On ne voit décidément pas tous les mêmes choses. Là où la critique presse a vu un "éblouissant" film féministe, et applaudi des deux mains un désir d'émancipation, de libération du patriarcat dans le personnage féminin de Banel, moi j'y ai juste vu de l'égoïsme et un terrible manque de solidarité. Ce que les critiques appellent "patriarcat" est tout simplement la vie dure d'un petit village africain, où il faut se serrer les coudes, où les règles ancestrales, sans doute dépassées, sont malgré tout, faute de mieux, nécessaires à la cohésion et à la survie du groupe. Il n'est pas temps de penser à soi quand la famille est en danger. Dans ce film, les femmes n'ont pas vraiment leur mot à dire, certes, mais la conditions des hommes n'est pas forcément très enviable (travail aux champs, responsabilités écrasantes. Les rôles sont distribués et cette société, qui n'est pas idéale, OK, est bon an mal an stable. Banel voudrait vivre sa vie à elle, avec son mari, et s'affranchir de la loi commune et des coutumes. Le reste ne l'intéresse pas. Que son village et les siens souffrent, que la sécheresse, le manque de pluie mette en péril les cultures et tue les vaches l'indiffèrent.

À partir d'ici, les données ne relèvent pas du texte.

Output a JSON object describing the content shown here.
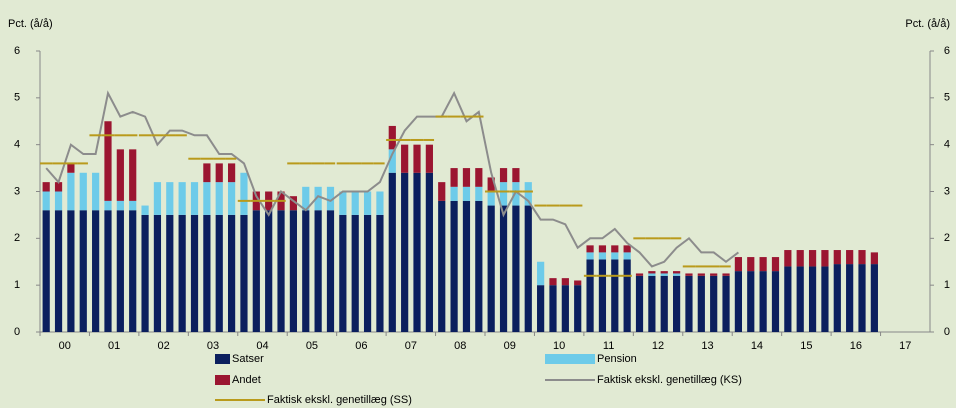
{
  "chart_data": {
    "type": "bar",
    "ylabel": "Pct. (å/å)",
    "y2label": "Pct. (å/å)",
    "categories": [
      "00",
      null,
      null,
      null,
      "01",
      null,
      null,
      null,
      "02",
      null,
      null,
      null,
      "03",
      null,
      null,
      null,
      "04",
      null,
      null,
      null,
      "05",
      null,
      null,
      null,
      "06",
      null,
      null,
      null,
      "07",
      null,
      null,
      null,
      "08",
      null,
      null,
      null,
      "09",
      null,
      null,
      null,
      "10",
      null,
      null,
      null,
      "11",
      null,
      null,
      null,
      "12",
      null,
      null,
      null,
      "13",
      null,
      null,
      null,
      "14",
      null,
      null,
      null,
      "15",
      null,
      null,
      null,
      "16",
      null,
      null,
      null,
      "17",
      null,
      null,
      null
    ],
    "ylim": [
      0,
      6
    ],
    "yticks": [
      0,
      1,
      2,
      3,
      4,
      5,
      6
    ],
    "y2lim": [
      0,
      6
    ],
    "y2ticks": [
      0,
      1,
      2,
      3,
      4,
      5,
      6
    ],
    "grid": false,
    "series": [
      {
        "name": "Satser",
        "type": "bar",
        "color": "#0b1f5e",
        "values": [
          2.6,
          2.6,
          2.6,
          2.6,
          2.6,
          2.6,
          2.6,
          2.6,
          2.5,
          2.5,
          2.5,
          2.5,
          2.5,
          2.5,
          2.5,
          2.5,
          2.5,
          2.6,
          2.6,
          2.6,
          2.6,
          2.6,
          2.6,
          2.6,
          2.5,
          2.5,
          2.5,
          2.5,
          3.4,
          3.4,
          3.4,
          3.4,
          2.8,
          2.8,
          2.8,
          2.8,
          2.7,
          2.7,
          2.7,
          2.7,
          1.0,
          1.0,
          1.0,
          1.0,
          1.55,
          1.55,
          1.55,
          1.55,
          1.2,
          1.2,
          1.2,
          1.2,
          1.2,
          1.2,
          1.2,
          1.2,
          1.3,
          1.3,
          1.3,
          1.3,
          1.4,
          1.4,
          1.4,
          1.4,
          1.45,
          1.45,
          1.45,
          1.45,
          null,
          null,
          null,
          null
        ]
      },
      {
        "name": "Pension",
        "type": "bar",
        "color": "#6dcbe9",
        "values": [
          0.4,
          0.4,
          0.8,
          0.8,
          0.8,
          0.2,
          0.2,
          0.2,
          0.2,
          0.7,
          0.7,
          0.7,
          0.7,
          0.7,
          0.7,
          0.7,
          0.9,
          0,
          0,
          0,
          0,
          0.5,
          0.5,
          0.5,
          0.5,
          0.5,
          0.5,
          0.5,
          0.5,
          0,
          0,
          0,
          0,
          0.3,
          0.3,
          0.3,
          0.3,
          0.5,
          0.5,
          0.5,
          0.5,
          0,
          0,
          0,
          0.15,
          0.15,
          0.15,
          0.15,
          0,
          0.05,
          0.05,
          0.05,
          0,
          0,
          0,
          0,
          0,
          0,
          0,
          0,
          0,
          0,
          0,
          0,
          0,
          0,
          0,
          0,
          null,
          null,
          null,
          null
        ]
      },
      {
        "name": "Andet",
        "type": "bar",
        "color": "#9b1631",
        "values": [
          0.2,
          0.2,
          0.2,
          0,
          0,
          1.7,
          1.1,
          1.1,
          0,
          0,
          0,
          0,
          0,
          0.4,
          0.4,
          0.4,
          0,
          0.4,
          0.4,
          0.4,
          0.3,
          0,
          0,
          0,
          0,
          0,
          0,
          0,
          0.5,
          0.6,
          0.6,
          0.6,
          0.4,
          0.4,
          0.4,
          0.4,
          0.3,
          0.3,
          0.3,
          0,
          0,
          0.15,
          0.15,
          0.1,
          0.15,
          0.15,
          0.15,
          0.15,
          0.05,
          0.05,
          0.05,
          0.05,
          0.05,
          0.05,
          0.05,
          0.05,
          0.3,
          0.3,
          0.3,
          0.3,
          0.35,
          0.35,
          0.35,
          0.35,
          0.3,
          0.3,
          0.3,
          0.25,
          null,
          null,
          null,
          null
        ]
      },
      {
        "name": "Faktisk ekskl. genetillæg (KS)",
        "type": "line",
        "color": "#8c8c8c",
        "values": [
          3.5,
          3.2,
          4.0,
          3.8,
          3.8,
          5.1,
          4.6,
          4.7,
          4.6,
          4.0,
          4.3,
          4.3,
          4.2,
          4.2,
          3.8,
          3.8,
          3.6,
          2.9,
          2.5,
          3.0,
          2.8,
          2.6,
          2.9,
          2.8,
          3.0,
          3.0,
          3.0,
          3.2,
          3.8,
          4.3,
          4.6,
          4.6,
          4.6,
          5.1,
          4.5,
          4.7,
          3.4,
          2.5,
          3.0,
          2.8,
          2.4,
          2.4,
          2.3,
          1.8,
          2.0,
          2.0,
          2.2,
          1.9,
          1.7,
          1.4,
          1.5,
          1.8,
          2.0,
          1.7,
          1.7,
          1.5,
          1.7,
          null,
          null,
          null,
          null,
          null,
          null,
          null,
          null,
          null,
          null,
          null,
          null,
          null,
          null,
          null
        ]
      },
      {
        "name": "Faktisk ekskl. genetillæg (SS)",
        "type": "step",
        "color": "#b99a1b",
        "values": [
          3.6,
          3.6,
          3.6,
          3.6,
          4.2,
          4.2,
          4.2,
          4.2,
          4.2,
          4.2,
          4.2,
          4.2,
          3.7,
          3.7,
          3.7,
          3.7,
          2.8,
          2.8,
          2.8,
          2.8,
          3.6,
          3.6,
          3.6,
          3.6,
          3.6,
          3.6,
          3.6,
          3.6,
          4.1,
          4.1,
          4.1,
          4.1,
          4.6,
          4.6,
          4.6,
          4.6,
          3.0,
          3.0,
          3.0,
          3.0,
          2.7,
          2.7,
          2.7,
          2.7,
          1.2,
          1.2,
          1.2,
          1.2,
          2.0,
          2.0,
          2.0,
          2.0,
          1.4,
          1.4,
          1.4,
          1.4,
          null,
          null,
          null,
          null,
          null,
          null,
          null,
          null,
          null,
          null,
          null,
          null,
          null,
          null,
          null,
          null
        ]
      }
    ]
  }
}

Son mari, d'abord comme elle, aspirant à une certaine liberté, finalement renoncera en comprenant que son devoir est d'être là, parmi les siens, et endossera les responsabilités dont il voulait lui aussi, comme elle, s'affranchir. Sa prise de conscience est belle, émouvante, et elle est tout sauf une abdication ou une résignation : c'est de la maturité, de la sagesse.
Elle, aveuglée comme une ado dans ses rêves infantiles, semble ne rien voir, ne rien comprendre au drame qui se noue autour d'elle. Murée dans son égoïsme, elle en finit par être antipathique. Pour moi, le féminisme, ce n'est pas ça.
La vie du village est magnifiquement filmée. Les images sont absolument superbes.